# Rosie learning positions in motion



## Matt Vandart (Nov 28, 2012)

So over the welsh summer i.e 3 days of sun a couple of weeks ago Rosie learned positions out of motion:

https://www.youtube.com/watch?v=CJdJ60dVsvU


----------



## Khoi Pham (Apr 17, 2006)

Looking good there in the street, didn't get distracted much.


----------



## Bob Scott (Mar 30, 2006)

Very nice Matt!

Constructive criticism if I may. 

How often do you return to her after you give her a sit/down/stand while moving?

She anticipation is pretty strong like she's ready top break for the reward every time and moving just a bit at times.


----------



## Nicole Stark (Jul 22, 2009)

Nice to see and update on your progress with her. How is your dynamic set up with Kath? I noticed she seems to provide feedback and counsel a bit, but I didn't know if you work it out so she spots you during these sessions as well.


----------



## Meg O'Donovan (Aug 20, 2012)

Always nice to see how much your dogs like working with you.


----------



## Patty Beck (Mar 9, 2011)

Nice job. I know you are a pretty advanced trainer but I wanted to share a thought for motion exercises. I start my motion exercises moving backwards facing my dog. Starting with walking in place (so they see movement) then moving slowly backwards, then running backwards. I switch it up and start pivoting until I am back in heel position.


----------



## Matt Vandart (Nov 28, 2012)

Cool tip Patty thanks  

Khoi- thanks man

Meg- thank you also 

Nicole- Kath is awesome at spotting my **** ups

Bob- pretty much as many times as you see in this vid. In total it was 3 5 minute sessions. Rosie already knows positions by verbal cue for Ringsport so I figured she would get it by word association.

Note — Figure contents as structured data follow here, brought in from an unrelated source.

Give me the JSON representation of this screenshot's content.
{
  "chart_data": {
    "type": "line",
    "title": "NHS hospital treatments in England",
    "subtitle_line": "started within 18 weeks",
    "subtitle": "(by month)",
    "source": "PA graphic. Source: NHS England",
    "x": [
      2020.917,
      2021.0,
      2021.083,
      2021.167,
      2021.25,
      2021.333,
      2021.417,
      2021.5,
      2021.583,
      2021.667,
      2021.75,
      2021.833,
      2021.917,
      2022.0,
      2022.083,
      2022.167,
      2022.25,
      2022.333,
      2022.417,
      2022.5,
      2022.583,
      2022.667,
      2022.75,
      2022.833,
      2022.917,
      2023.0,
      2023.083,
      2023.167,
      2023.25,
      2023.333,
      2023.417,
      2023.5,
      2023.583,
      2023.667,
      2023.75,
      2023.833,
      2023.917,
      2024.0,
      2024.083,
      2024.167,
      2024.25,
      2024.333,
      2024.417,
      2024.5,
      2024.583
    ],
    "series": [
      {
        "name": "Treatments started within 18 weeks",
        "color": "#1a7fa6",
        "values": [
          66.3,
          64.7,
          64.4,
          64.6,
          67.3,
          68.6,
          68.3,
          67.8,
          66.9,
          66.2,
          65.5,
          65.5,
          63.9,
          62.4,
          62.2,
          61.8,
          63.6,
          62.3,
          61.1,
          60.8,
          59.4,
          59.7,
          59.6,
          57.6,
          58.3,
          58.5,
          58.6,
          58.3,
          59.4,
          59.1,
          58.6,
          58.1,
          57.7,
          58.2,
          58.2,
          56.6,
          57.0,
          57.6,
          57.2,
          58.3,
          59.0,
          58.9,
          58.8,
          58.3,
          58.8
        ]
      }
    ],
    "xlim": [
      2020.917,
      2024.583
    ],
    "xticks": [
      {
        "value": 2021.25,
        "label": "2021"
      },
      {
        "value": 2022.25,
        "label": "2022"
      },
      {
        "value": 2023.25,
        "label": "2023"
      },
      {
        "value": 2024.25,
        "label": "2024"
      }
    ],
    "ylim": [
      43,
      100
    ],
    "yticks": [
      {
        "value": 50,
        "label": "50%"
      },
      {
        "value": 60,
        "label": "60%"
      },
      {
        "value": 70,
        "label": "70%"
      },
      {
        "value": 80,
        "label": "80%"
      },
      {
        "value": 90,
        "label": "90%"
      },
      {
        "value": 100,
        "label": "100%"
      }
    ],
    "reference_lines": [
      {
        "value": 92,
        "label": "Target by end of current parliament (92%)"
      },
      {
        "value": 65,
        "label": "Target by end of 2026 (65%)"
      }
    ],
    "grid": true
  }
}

I'm not actually gonna go any further with this particular exercise tbh as I can see it screwing with her ring heeling maybe.


----------



## Bob Scott (Mar 30, 2006)

I view the motion exercises similar to the send out. 

I will reward the dog as many as 7 times out of ten for the down. 

The week before a trial I will reward every time during training.

With the sit/down/stand I will return to the dog aprox the same 7 out of ten and every time the week before a trial. 

"For me" that avoided and movement from the dog on those commands.


----------



## Matt Vandart (Nov 28, 2012)

I concur Bob, good advice


----------



## petguide.co (11 mo ago)

Matt Vandart said:


> So over the welsh summer i.e 3 days of sun a couple of weeks ago Rosie learned positions out of motion:


😲


----------